Comment by asveikau

1 year ago

This is the interface description. It's not the .c file that implements the abstraction. There is lots of code behind this, redundantly implementing the calls using either Win32 or POSIX.

But you do not need to know about them if abstraction works, I assume it is sufficient for SQLite use case.

  • The filesystem APIs for Windows and POSIX have extremely similar semantics when you bridge their superficial differences. I don't think this is as huge an achievement as suggested. Many multiplatform projects have similar wrapper layers. Indeed the FILE* abstraction in the C standard does some of it. (But not sufficient for the functionality that sqlite needs, hence the need for another wrapper.)

    That's not a knock on sqlite, I consider it well implemented and one of my favorite libraries I've ever seen, used and studied.

    • > The filesystem APIs for Windows and POSIX have extremely similar semantics when you bridge their superficial differences.

      This is in part because Windows and POSIX are relatives. Windows is (partly) descended from DOS, and DOS 2 deliberately borrowed a lot of ideas from Xenix (Microsoft’s Unix port). And Windows has continued to borrow ideas from POSIX since, e.g. Winsock is heavily based on Berkeley Sockets.

      Compare DOS 2+ handle-based IO to CP/M: CP/M treats files as fixed length 128 byte records instead of bytes, you can only read or write a whole record at a time, and a file’s size on disk must be a whole multiple of 128 [0] - that has more in common with mainframe/minicomputer record-oriented IO than Unix-style byte-oriented filesystems

      [0] later on, CP/M added an attribute in the directory entry to store how many bytes were valid in the last record of a file; but it wasn’t actually enforced by the filesystem, apps had to set/get the attribute using a separate API, a lot of apps just ignored it, and even for those who did try to use it, two completely opposite conventions of how to use it coexisted

    • Yeah, translating between Windows and POSIX paths is basically a one-liner:

         sed -e 's-/-\\-g' -e 's-^-C:-'

// This is the interface description //

Yeah, but that is the abstraction. The associated .c files are not the abstraction, because they could be implemented any number of different ways, and it would still be the same abstraction.
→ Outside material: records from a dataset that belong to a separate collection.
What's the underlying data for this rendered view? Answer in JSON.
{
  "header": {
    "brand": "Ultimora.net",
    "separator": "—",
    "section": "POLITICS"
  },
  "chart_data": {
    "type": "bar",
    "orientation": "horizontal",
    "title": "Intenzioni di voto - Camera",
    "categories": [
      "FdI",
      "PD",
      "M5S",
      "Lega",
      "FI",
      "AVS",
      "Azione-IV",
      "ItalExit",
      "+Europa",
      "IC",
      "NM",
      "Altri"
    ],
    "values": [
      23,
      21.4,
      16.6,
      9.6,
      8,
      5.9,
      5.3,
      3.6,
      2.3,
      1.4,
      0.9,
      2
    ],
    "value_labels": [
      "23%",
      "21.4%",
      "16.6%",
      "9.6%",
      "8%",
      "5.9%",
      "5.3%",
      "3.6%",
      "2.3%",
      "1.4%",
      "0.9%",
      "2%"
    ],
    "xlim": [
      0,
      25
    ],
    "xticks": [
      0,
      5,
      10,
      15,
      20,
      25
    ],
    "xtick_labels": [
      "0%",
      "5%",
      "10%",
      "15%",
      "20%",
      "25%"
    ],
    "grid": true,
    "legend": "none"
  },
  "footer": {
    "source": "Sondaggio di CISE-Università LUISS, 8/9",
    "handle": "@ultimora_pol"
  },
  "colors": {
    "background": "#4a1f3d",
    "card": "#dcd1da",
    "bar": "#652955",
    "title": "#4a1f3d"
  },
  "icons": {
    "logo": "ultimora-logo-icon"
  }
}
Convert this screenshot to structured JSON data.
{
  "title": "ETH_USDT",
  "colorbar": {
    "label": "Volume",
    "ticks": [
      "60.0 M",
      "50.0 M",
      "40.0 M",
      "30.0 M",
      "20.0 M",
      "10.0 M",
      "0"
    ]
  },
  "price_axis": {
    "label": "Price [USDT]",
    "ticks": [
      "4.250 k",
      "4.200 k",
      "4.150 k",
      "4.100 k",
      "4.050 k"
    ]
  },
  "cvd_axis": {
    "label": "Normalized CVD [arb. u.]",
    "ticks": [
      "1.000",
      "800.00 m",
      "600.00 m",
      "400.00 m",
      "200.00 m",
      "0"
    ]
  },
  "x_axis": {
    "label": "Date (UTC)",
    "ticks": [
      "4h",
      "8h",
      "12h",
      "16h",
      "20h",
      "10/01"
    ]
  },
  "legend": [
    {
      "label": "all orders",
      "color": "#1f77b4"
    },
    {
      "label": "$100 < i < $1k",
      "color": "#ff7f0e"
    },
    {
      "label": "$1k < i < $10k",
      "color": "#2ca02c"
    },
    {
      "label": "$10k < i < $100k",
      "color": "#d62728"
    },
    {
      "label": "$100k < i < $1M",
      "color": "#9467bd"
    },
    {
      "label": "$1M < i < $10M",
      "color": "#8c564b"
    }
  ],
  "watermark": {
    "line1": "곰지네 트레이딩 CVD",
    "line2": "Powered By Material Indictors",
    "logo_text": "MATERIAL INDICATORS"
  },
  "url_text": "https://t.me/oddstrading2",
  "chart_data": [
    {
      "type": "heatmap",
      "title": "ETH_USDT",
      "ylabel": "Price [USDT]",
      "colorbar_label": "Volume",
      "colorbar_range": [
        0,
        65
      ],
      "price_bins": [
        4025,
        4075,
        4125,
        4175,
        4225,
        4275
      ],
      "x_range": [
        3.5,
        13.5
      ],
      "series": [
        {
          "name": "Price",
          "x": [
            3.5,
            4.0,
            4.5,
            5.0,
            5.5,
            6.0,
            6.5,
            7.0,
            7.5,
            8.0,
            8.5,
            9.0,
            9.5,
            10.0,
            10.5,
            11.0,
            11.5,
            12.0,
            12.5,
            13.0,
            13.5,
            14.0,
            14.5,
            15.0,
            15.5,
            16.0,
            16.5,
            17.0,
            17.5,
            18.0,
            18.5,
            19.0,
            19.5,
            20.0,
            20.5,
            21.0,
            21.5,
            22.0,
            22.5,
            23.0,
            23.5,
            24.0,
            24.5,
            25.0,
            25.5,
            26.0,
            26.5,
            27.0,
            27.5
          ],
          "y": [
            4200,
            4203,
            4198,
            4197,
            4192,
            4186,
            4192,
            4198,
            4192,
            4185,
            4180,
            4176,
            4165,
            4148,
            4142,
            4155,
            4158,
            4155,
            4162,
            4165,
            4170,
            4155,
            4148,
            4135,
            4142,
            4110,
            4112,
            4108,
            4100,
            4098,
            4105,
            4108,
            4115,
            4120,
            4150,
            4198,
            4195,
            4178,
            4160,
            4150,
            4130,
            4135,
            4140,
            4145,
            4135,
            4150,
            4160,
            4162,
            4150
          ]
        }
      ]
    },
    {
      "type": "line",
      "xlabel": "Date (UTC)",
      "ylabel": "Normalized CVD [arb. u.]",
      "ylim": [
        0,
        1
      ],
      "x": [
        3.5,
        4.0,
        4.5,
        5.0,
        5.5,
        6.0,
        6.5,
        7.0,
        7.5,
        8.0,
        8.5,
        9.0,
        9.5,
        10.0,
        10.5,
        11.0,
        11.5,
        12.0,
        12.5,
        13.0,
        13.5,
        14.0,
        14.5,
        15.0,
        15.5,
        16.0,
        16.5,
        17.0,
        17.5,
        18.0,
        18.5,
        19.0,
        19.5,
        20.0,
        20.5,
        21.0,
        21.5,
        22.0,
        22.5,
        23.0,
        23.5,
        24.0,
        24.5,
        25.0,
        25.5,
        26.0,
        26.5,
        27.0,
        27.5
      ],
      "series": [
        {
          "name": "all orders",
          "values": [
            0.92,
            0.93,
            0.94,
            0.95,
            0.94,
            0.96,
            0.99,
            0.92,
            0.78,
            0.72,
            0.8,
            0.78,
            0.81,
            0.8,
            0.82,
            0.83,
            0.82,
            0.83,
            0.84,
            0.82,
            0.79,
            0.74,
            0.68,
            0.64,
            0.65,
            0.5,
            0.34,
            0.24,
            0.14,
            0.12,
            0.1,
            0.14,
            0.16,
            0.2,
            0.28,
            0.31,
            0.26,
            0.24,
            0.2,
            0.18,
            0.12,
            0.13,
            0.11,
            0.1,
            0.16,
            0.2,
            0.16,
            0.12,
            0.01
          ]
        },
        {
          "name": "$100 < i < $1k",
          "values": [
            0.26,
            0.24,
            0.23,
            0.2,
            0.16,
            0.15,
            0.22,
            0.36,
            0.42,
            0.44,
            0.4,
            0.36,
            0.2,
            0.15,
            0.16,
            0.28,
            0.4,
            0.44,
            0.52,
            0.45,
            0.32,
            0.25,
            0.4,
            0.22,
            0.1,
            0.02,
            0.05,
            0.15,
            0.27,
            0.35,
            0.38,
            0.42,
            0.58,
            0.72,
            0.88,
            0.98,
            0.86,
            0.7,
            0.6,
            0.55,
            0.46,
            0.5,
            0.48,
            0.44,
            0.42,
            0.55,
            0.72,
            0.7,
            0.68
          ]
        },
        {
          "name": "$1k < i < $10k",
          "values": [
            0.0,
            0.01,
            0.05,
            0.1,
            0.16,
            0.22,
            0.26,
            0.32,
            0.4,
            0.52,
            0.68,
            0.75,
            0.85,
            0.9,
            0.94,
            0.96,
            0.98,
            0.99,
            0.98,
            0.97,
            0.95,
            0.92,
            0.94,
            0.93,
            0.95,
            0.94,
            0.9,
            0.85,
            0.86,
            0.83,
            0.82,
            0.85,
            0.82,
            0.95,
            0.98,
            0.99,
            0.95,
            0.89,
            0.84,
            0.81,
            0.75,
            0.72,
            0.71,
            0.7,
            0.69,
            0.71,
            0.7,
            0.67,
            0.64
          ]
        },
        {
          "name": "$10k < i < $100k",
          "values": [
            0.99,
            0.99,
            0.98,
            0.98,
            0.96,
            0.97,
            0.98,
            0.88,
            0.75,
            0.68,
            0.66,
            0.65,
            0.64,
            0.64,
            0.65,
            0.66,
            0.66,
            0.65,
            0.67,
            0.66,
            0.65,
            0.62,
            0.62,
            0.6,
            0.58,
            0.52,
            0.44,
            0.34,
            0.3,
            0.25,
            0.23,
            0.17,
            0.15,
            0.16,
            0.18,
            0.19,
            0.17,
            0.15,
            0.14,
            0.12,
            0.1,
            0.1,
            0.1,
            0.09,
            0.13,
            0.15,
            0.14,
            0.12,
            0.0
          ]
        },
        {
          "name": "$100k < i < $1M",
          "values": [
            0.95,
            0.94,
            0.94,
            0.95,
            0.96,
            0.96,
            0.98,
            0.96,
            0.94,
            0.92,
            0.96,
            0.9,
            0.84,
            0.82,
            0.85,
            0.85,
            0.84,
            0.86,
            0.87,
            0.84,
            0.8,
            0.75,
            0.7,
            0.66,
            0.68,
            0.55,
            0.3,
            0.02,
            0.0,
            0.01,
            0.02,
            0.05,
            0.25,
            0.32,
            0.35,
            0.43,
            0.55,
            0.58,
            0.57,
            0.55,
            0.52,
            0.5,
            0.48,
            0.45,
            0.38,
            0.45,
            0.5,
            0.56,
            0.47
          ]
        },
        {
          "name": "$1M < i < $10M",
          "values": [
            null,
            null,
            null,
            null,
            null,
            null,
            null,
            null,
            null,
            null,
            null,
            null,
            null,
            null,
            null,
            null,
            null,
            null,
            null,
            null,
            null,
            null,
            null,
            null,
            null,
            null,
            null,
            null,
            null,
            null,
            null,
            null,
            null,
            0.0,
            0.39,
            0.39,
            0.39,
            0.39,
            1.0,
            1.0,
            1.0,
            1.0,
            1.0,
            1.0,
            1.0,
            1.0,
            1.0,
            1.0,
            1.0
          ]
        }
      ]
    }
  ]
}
It's incredible that even the header file is around 200 LOC. For state-of-the-art, very performant database, I would have thought that all manner of Os-specific IO api's would have to be used.

  • I don't find it that remarkable. They are function signatures for open, close, read, write, a few locking operations... The signatures for the same operations on both Win32 and POSIX look extremely similar to this. These are fairly "obvious", most multiplatform code written in C has something pretty close to this.